Would like to ask the board a more specific question.  Looking at sealed subs in the same size as the JL113,   the SVS SB13-ultra makes an interesting comparison.  It's slightly bigger at 3.7 cubic feet vs 3.5 but it's 20 Hz output is about 5 dB lower.  Why is this?

1)  the box volume is similar and the driver is the same size

2) according to data-bass tests the SVS is not amp limited at 20Hz

3) looking at the photos the SVS driver is massive.

 

What would need to be done to have an ID sub with the same volume and 5dB more output?  Does it come down to just the driver? Why is no one making one?

Thanks

Wayne

 

They are both sealed subs so all output comes from the driver displacement.
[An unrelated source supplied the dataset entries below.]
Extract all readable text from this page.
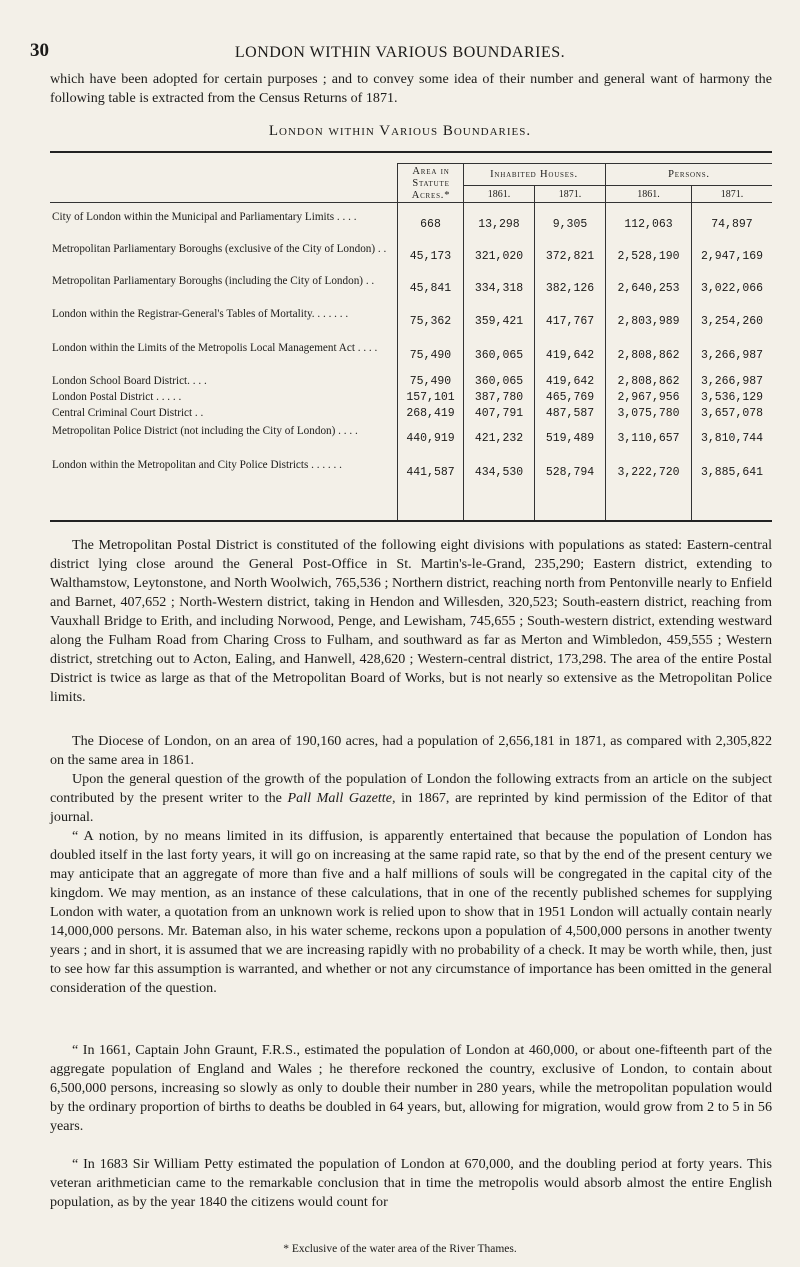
30	LONDON WITHIN VARIOUS BOUNDARIES.

which have been adopted for certain purposes ; and to convey some idea of their number and general want of harmony the following table is extracted from the Census Returns of 1871.

London within Various Boundaries.
Area in Statute Acres.*
Inhabited Houses.	Persons.
1861.	1871.	1861.	1871.
City of London within the Municipal and Parliamentary Limits . . . .
668	13,298	9,305	112,063	74,897
Metropolitan Parliamentary Boroughs (exclusive of the City of London) . .
45,173	321,020	372,821	2,528,190	2,947,169
Metropolitan Parliamentary Boroughs (including the City of London) . .
45,841	334,318	382,126	2,640,253	3,022,066
London within the Registrar-General's Tables of Mortality. . . . . . .
75,362	359,421	417,767	2,803,989	3,254,260
London within the Limits of the Metropolis Local Management Act . . . .
75,490	360,065	419,642	2,808,862	3,266,987
London School Board District. . . .	75,490	360,065	419,642	2,808,862	3,266,987
London Postal District . . . . .	157,101	387,780	465,769	2,967,956	3,536,129
Central Criminal Court District . .	268,419	407,791	487,587	3,075,780	3,657,078
Metropolitan Police District (not including the City of London) . . . .
440,919	421,232	519,489	3,110,657	3,810,744
London within the Metropolitan and City Police Districts . . . . . .
441,587	434,530	528,794	3,222,720	3,885,641

The Metropolitan Postal District is constituted of the following eight divisions with populations as stated: Eastern-central district lying close around the General Post-Office in St. Martin's-le-Grand, 235,290; Eastern district, extending to Walthamstow, Leytonstone, and North Woolwich, 765,536 ; Northern district, reaching north from Pentonville nearly to Enfield and Barnet, 407,652 ; North-Western district, taking in Hendon and Willesden, 320,523; South-eastern district, reaching from Vauxhall Bridge to Erith, and including Norwood, Penge, and Lewisham, 745,655 ; South-western district, extending westward along the Fulham Road from Charing Cross to Fulham, and southward as far as Merton and Wimbledon, 459,555 ; Western district, stretching out to Acton, Ealing, and Hanwell, 428,620 ; Western-central district, 173,298. The area of the entire Postal District is twice as large as that of the Metropolitan Board of Works, but is not nearly so extensive as the Metropolitan Police limits.

The Diocese of London, on an area of 190,160 acres, had a population of 2,656,181 in 1871, as compared with 2,305,822 on the same area in 1861.

Upon the general question of the growth of the population of London the following extracts from an article on the subject contributed by the present writer to the Pall Mall Gazette, in 1867, are reprinted by kind permission of the Editor of that journal.

“ A notion, by no means limited in its diffusion, is apparently entertained that because the population of London has doubled itself in the last forty years, it will go on increasing at the same rapid rate, so that by the end of the present century we may anticipate that an aggregate of more than five and a half millions of souls will be congregated in the capital city of the kingdom. We may mention, as an instance of these calculations, that in one of the recently published schemes for supplying London with water, a quotation from an unknown work is relied upon to show that in 1951 London will actually contain nearly 14,000,000 persons. Mr. Bateman also, in his water scheme, reckons upon a population of 4,500,000 persons in another twenty years ; and in short, it is assumed that we are increasing rapidly with no probability of a check. It may be worth while, then, just to see how far this assumption is warranted, and whether or not any circumstance of importance has been omitted in the general consideration of the question.

“ In 1661, Captain John Graunt, F.R.S., estimated the population of London at 460,000, or about one-fifteenth part of the aggregate population of England and Wales ; he therefore reckoned the country, exclusive of London, to contain about 6,500,000 persons, increasing so slowly as only to double their number in 280 years, while the metropolitan population would by the ordinary proportion of births to deaths be doubled in 64 years, but, allowing for migration, would grow from 2 to 5 in 56 years.

“ In 1683 Sir William Petty estimated the population of London at 670,000, and the doubling period at forty years. This veteran arithmetician came to the remarkable conclusion that in time the metropolis would absorb almost the entire English population, as by the year 1840 the citizens would count for

* Exclusive of the water area of the River Thames.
The enclosure volumes are close enough to disregard those differences. The SB13 fails for distortion a full 3 or 4dB before it's actual maximum output is reached. The amp should not be a contributor to distortion at all below 25Hz for the SB13. It really just comes down to the driver design and the behavior of it at high excursion. The F113 driver is clearly more linear and lower distortion at much higher displacements. If both subs are driven to the absolute limits and distortion is ignored the SB13 is within roughly 1dB of the old F113 (current v2 version may be improved), but clearly the F113 driver is behaving better.